Ну, без платка и без платка. Но человек пришел к Богу! Да голая бы пришла – все
равно к Богу! Дай, чем накрыться, а платок давать не надо, пусть простоволосой
постоит, ничего. Наш обычай? Но в чужой монастырь со своим уставом не ходят. А
дом Божий - это не наш монастырь. Это дом Божий. Богу можно жаловаться: как,
вот она пришла без платка. Но дело не в женщине и не в платке, а совсем в
другом.
Настоящее разнообразие у людей – это разнообразие
психологическое. Не просто четыре темперамента и их разнообразные комбинации –
разнообразие личностей. И здесь не может быть подбора Церкви по принципу
одинаковости. А очень хочется, и вот почему. Это путь наименьшего
сопротивления. Помните анекдот про человека, который изобрел машину для стрижки
бороды, усов, волос? У нее было одно слабое место: второй раз стрижка уже не
требовалась, потому что она сдирала кожу, и уши, и нос, и губы, оставляя просто
кусок мяса бесформенный. Вот именно это происходит, когда мы любим людей, но не
умеем проявить свою любовь любовью, а проявляем свою любовь силой.

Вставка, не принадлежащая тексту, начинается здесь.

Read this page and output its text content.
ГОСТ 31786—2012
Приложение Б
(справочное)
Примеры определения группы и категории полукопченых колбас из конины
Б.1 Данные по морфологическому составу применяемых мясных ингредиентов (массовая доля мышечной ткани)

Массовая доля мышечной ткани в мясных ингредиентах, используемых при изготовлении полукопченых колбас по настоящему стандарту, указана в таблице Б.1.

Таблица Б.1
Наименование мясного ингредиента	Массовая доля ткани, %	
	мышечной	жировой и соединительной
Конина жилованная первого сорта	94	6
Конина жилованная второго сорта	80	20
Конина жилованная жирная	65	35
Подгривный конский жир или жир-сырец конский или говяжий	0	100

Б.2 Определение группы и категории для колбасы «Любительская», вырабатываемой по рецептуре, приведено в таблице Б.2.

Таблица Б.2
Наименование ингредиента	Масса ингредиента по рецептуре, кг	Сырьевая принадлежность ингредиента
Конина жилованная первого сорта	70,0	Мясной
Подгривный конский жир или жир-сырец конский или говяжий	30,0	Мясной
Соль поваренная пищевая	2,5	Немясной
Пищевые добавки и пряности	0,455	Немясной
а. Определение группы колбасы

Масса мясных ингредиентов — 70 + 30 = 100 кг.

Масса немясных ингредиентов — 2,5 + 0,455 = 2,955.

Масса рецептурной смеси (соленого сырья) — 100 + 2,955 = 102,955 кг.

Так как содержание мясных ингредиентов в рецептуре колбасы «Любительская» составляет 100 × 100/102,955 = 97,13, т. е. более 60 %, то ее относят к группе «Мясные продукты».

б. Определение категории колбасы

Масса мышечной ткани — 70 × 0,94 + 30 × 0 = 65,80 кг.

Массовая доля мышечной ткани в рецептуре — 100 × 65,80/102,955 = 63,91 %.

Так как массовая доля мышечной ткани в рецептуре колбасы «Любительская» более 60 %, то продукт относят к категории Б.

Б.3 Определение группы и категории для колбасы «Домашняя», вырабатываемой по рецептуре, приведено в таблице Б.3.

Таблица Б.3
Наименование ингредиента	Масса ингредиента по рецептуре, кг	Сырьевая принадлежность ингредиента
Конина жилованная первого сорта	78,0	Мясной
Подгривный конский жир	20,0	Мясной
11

Прежде всего так происходит с нашими детьми. И когда
мы были дети, наши родители подчас проявляли свою любовь не любовью, а силой,
принуждением. Любить часто нам, взрослым людям, которые содержат семью, которые
зарабатывают деньги, а еще то и се, и пятое, и десятое, - просто некогда
любить, проще цыкнуть на ребенка.
Я вот сейчас вожу внучку в школу, жду ее на выходе
(она в первом классе), и постоянно вижу: бежит ее какой-нибудь одноклассник, и
он бежит, как Буратино, он бежит вприпрыжку, на нем огромный тяжелый
рюкзак-ранец, но он подпрыгивает, и вдруг вот он приближается к выходу – и его
мама: «Что ты так медленно?» Ребенок к тебе бежал, скакал, стремился! Ну, он
там возился, одевался, но он же маленький, у него физиология другая, у него
мышцы слабенькие, ему интересно с друзьями покалякать, ну, задержался он на 10
драгоценных минут твоего времени. Что 10 минут? Почитай, подумай, помолись,
отдохни. Ребенок к тебе бежал, он тебя любит! Потом мы спрашиваем себя: «Что
они все время утыкаются в смартфоны? Что они не отлипают от экранов?» Так,
когда на тебя мать или отец кричат: «Что ты опаздываешь!», когда они кричат:
«Дай мне поговорить по телефону!», так, разумеется, ребенок ищет убежища, и
находит его в Интернете. Но это наша вина. Потому что мы любили не любовью,
любили небрежно, впопыхах и так далее. И в результате…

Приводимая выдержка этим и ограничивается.